Where should the priority be in determining the diversity KPIs?
Across the value chain both at entry point and retention. The question is, what policies do we have in place, and how do we frame those policies? We have heard about organisations taking away maternity policies and making parenting principles. So, it doesn’t matter whether you are a biological mother, you have adopted, you are LGBTI, you have the option to take time off because you want to be a parent.

So, having gender-neutral policies is more relevant since men are more inclined to take parental leave than paternity leave. It comes down to how it is framed. It’s about thinking of creative ways to make the industry friendlier to diverse people, it’s not just about gender. Disability, ethnicity, religious and cultural norms should be taken into consideration as well.  We must remove the barriers and hurdles that people have to face in an already difficult industry and a complicated world!

Can diversity help the transition in the energy industry and do you see it playing such a significant role?

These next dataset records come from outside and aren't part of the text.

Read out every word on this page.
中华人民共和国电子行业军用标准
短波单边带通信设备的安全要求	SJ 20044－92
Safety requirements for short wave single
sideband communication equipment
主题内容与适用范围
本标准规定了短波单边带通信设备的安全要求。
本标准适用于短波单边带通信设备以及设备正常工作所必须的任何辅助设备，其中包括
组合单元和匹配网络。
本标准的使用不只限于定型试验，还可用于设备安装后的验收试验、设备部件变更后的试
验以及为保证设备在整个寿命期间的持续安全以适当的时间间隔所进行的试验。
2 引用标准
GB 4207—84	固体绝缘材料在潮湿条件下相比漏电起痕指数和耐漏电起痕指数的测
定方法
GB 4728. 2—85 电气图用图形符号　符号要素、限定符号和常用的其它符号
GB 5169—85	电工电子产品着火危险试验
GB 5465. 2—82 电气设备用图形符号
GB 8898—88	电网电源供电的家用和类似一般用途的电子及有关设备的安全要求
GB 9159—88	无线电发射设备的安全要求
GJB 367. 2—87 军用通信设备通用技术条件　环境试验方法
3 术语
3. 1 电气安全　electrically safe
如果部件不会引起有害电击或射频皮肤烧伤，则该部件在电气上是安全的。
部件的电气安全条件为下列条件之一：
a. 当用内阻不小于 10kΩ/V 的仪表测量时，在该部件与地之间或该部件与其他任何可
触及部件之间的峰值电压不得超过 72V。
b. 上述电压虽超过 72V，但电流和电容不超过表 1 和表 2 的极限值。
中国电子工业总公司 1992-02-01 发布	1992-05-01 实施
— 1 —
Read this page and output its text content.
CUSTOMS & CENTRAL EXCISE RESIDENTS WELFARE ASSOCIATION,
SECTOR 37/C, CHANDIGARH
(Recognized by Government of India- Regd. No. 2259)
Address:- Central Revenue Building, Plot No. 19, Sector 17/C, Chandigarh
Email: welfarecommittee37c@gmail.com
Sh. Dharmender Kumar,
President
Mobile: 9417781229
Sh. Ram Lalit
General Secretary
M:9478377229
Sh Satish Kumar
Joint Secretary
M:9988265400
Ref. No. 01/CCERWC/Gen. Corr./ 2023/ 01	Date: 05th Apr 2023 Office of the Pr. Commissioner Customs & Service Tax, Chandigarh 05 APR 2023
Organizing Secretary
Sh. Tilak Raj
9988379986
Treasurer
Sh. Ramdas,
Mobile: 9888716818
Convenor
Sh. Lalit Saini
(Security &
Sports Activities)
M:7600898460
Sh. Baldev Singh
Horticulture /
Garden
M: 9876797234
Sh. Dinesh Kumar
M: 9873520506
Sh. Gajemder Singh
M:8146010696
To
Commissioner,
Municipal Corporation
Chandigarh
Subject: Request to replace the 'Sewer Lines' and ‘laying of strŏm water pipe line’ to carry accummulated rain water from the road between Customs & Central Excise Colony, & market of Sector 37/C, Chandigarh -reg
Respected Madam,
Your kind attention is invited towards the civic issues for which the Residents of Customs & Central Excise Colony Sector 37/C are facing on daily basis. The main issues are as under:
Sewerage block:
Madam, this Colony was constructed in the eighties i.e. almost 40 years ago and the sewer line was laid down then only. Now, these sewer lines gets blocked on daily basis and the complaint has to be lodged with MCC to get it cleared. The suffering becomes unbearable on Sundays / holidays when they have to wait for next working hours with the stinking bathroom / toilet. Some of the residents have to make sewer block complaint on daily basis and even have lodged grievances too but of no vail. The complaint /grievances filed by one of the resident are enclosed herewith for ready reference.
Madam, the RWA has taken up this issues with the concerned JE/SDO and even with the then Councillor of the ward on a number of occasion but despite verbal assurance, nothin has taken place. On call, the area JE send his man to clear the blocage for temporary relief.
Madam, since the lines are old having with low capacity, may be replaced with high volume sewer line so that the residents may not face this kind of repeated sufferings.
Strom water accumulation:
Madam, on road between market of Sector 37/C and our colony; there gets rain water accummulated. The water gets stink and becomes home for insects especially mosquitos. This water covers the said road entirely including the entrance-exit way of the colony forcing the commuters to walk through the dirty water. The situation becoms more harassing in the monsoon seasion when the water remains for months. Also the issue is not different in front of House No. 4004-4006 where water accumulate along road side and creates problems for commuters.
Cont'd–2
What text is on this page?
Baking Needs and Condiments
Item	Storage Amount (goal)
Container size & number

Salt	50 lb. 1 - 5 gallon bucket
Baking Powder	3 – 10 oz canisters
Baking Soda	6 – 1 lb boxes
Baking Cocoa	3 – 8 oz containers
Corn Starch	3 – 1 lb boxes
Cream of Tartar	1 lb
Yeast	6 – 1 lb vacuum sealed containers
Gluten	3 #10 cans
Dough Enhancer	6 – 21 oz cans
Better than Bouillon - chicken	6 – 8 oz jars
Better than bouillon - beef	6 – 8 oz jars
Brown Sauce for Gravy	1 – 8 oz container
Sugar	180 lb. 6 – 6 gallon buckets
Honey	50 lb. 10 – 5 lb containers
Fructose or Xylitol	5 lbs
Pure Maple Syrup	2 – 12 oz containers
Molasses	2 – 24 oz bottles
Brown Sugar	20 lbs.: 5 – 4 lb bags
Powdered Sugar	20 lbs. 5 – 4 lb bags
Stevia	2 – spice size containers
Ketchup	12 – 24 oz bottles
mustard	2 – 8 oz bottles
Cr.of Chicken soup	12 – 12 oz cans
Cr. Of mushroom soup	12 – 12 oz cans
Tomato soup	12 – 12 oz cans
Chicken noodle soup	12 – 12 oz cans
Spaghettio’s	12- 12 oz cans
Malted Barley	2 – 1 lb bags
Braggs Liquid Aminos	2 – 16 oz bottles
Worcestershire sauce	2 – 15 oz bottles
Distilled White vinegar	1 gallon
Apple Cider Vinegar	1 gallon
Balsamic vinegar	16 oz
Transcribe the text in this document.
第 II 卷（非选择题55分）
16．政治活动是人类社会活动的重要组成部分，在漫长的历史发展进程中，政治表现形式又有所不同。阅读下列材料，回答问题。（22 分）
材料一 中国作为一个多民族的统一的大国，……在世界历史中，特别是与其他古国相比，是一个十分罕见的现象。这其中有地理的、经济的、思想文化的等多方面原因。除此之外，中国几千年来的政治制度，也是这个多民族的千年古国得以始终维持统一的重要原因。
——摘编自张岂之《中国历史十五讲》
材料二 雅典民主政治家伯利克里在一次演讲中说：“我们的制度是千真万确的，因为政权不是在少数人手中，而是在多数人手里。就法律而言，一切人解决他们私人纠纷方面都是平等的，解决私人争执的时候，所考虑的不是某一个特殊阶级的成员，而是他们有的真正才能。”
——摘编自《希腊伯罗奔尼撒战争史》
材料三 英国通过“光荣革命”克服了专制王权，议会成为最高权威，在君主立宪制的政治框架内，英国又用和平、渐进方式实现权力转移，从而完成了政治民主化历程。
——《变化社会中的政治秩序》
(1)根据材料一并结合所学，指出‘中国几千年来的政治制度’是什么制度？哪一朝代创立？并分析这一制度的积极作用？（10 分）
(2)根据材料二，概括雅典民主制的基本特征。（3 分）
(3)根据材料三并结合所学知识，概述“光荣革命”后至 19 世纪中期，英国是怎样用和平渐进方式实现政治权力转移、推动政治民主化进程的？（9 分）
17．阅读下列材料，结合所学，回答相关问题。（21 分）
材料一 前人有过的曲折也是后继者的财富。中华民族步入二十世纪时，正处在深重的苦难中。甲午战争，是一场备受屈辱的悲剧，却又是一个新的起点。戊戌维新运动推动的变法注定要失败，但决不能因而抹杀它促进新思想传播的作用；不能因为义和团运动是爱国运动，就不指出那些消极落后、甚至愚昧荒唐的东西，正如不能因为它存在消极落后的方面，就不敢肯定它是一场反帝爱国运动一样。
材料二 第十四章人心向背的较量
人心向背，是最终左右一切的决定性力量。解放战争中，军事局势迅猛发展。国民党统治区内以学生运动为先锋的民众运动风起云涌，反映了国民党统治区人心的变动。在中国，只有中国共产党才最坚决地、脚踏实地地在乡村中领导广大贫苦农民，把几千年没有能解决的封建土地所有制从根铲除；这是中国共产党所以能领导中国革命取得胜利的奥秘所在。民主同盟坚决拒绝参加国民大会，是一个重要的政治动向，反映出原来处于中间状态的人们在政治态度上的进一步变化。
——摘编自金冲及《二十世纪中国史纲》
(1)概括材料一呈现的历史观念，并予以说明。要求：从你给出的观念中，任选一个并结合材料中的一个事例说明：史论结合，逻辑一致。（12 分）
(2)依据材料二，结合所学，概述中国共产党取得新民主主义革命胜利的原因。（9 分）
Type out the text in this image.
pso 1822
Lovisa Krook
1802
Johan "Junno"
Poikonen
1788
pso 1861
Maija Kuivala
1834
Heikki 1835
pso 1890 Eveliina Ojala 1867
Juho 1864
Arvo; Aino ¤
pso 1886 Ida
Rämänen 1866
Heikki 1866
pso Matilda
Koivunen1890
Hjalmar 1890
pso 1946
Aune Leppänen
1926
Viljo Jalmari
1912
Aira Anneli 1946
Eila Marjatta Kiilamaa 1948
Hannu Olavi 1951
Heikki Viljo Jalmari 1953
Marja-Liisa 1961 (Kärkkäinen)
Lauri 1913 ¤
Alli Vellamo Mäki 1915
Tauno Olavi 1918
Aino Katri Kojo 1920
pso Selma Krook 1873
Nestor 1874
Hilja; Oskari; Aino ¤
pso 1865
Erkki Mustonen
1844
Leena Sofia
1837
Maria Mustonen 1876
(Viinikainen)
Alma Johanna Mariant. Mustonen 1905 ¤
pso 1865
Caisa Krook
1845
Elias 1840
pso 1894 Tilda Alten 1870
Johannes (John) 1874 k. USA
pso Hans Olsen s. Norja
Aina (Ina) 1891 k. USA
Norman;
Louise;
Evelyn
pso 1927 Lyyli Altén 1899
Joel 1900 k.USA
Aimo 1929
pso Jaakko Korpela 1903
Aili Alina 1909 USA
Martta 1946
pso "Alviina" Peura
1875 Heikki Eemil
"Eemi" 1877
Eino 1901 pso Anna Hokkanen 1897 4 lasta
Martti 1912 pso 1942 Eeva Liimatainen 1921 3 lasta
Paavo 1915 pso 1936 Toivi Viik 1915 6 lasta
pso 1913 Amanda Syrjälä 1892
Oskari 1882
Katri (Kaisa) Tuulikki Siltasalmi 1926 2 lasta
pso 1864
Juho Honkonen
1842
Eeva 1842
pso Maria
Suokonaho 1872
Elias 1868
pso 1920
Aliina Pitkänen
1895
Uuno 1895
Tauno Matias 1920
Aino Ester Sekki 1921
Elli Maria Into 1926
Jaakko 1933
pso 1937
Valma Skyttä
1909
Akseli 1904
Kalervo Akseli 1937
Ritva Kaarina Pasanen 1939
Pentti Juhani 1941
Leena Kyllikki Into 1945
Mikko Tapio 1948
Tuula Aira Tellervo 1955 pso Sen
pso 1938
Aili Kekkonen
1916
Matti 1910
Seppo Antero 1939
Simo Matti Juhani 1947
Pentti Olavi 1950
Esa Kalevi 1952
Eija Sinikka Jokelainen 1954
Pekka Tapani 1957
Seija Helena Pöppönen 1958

It is difficult for me to ascertain if it will help or maybe accelerate the transition because at the end of the day energy transition on its own is a big topic with a unique challenge specific to it. To go from carbonised to a less-carbonised energy takes a lot of investment and who makes that investment is yet to be ascertained and whilst companies and countries are saying, they want to do more to have less carbon in our energy mix. If we are not making the investment in it then it’s really a struggle and it’s the same thing about diversity. There will be some investment to be made to ensure that your diversity hires can stay within the organisations. You have to give them specific training, and you have to provide them with the tool kits that will help them to understand themselves, the industry, how they fit and how they can navigate their way through.

Staying on the issue of money, let’s consider an area like the pay gap. Negotiating salaries as you know don’t come naturally to women, but it’s a known fact that if a woman did not negotiate her salary, she would probably get a lesser pay than her male counterparts. Yet, many women don’t negotiate their salaries; we take it, we are grateful for the opportunity to even have a job. So, for diversity to be an accelerator, we should see a situation where the payment should be transparent for every role. It doesn’t matter if you are male or female; as long as you are competent enough for the job, you will have the pay for it and this will smoothen out the barriers for those who are not comfortable negotiating salaries.

What impact would you like to see attributed to this Diversity and Inclusion Summit? 

I think the summit was excellent and a successful one in the sense that the topics are at the forefront of the conversations within the industry. We have shared a lot of ideas and I hope everyone takes back to their organisations or take it upon themselves to make a change no matter how small they can and we have to keep the conversation going.

The sooner or later, it will bubble to the top, and if we can’t drive it from the top, we steer it from the bottom, or somewhere in the middle, for the change to happen. It’s inevitable because we cannot continue in a world where we are not making it easy for women to participate. It’s a case of chicken and egg, which comes first. In the absence of a silver bullet, we have to keep the conversations going.